Sr. Tempo
Tinha medo daquele senhor a porta, de terno preto, olhando a cada segundo para o relógio como se estivesse sempre atrasado. "Só não dê asas a ele" ela repetia com um tom grave, "Pois ele voa muito rápido, senhor. Ele voa surpreendente rápido. E machuca."
Diz a lenda de que seu nome é Tempo. Muita gente nem reparava ele ali, encostado na porta com um tom de quem precisa pegar um trem a qualquer momento.

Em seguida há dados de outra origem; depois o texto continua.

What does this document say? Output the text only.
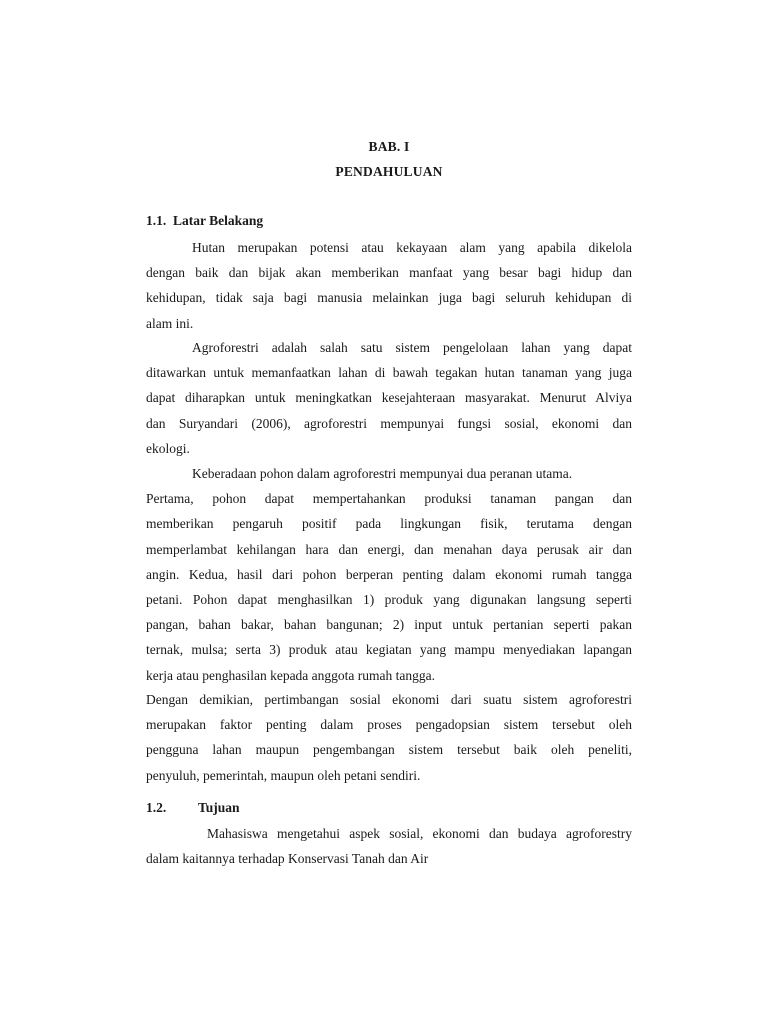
BAB. I
PENDAHULUAN
1.1. Latar Belakang
Hutan merupakan potensi atau kekayaan alam yang apabila dikelola
dengan baik dan bijak akan memberikan manfaat yang besar bagi hidup dan
kehidupan, tidak saja bagi manusia melainkan juga bagi seluruh kehidupan di
alam ini.
Agroforestri adalah salah satu sistem pengelolaan lahan yang dapat
ditawarkan untuk memanfaatkan lahan di bawah tegakan hutan tanaman yang juga
dapat diharapkan untuk meningkatkan kesejahteraan masyarakat. Menurut Alviya
dan Suryandari (2006), agroforestri mempunyai fungsi sosial, ekonomi dan
ekologi.
Keberadaan pohon dalam agroforestri mempunyai dua peranan utama.
Pertama, pohon dapat mempertahankan produksi tanaman pangan dan
memberikan pengaruh positif pada lingkungan fisik, terutama dengan
memperlambat kehilangan hara dan energi, dan menahan daya perusak air dan
angin. Kedua, hasil dari pohon berperan penting dalam ekonomi rumah tangga
petani. Pohon dapat menghasilkan 1) produk yang digunakan langsung seperti
pangan, bahan bakar, bahan bangunan; 2) input untuk pertanian seperti pakan
ternak, mulsa; serta 3) produk atau kegiatan yang mampu menyediakan lapangan
kerja atau penghasilan kepada anggota rumah tangga.
Dengan demikian, pertimbangan sosial ekonomi dari suatu sistem agroforestri
merupakan faktor penting dalam proses pengadopsian sistem tersebut oleh
pengguna lahan maupun pengembangan sistem tersebut baik oleh peneliti,
penyuluh, pemerintah, maupun oleh petani sendiri.
1.2. Tujuan
Mahasiswa mengetahui aspek sosial, ekonomi dan budaya agroforestry
dalam kaitannya terhadap Konservasi Tanah dan Air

"Eu o conheço bem, senhor. Eu o conheço muito bem. Você tem que tomar cuidado, porque se não o Tempo leva tudo seu embora. Já tenho um acordo com ele, de médio prazo." Sempre que indagava a menina sobre esse acordo, não escapavam nenhuma palavra. Antes de partir, aquela menina me deixou um recado debaixo da minha janela. Nele dizia:
"Em hipótese alguma tente faze-lo não levar as coisas pra longe. Em hipótese alguma, senhor. É seu dever levá-las, não o julgue. Apenas descubra seu preço. E então, exija que ele leve as coisas pra um distante ao alcance da vista. Razuavelmente confortável, para que pelo menos consiga vê-los sorrir. Siga meu conselho, senhor. Muitas vezes você não alcança abraçá-os, e então tudo que lhe resta é vê-los sorrindo. Vai por mim, vê-los sorrindo já é coisa grande de mais."
Até hoje me pergunto qual é o preço do Sr. Tempo. Sempre desesperado, apressado... Você mal consegue notá-lo, pois ele não pertence ao presente. Ele não pertence a nada. Tenho pra mim que seu preço é a alma da gente. Dê-me sua alma e então deixo-lhe observar sua vida de longe. Consegue vê-la? Ali de vermelho, sorrindo com outro alguém... É ai que as palavras vêm-me novamente: "Vai por mim, vê-los sorrindo já é coisa grande de mais."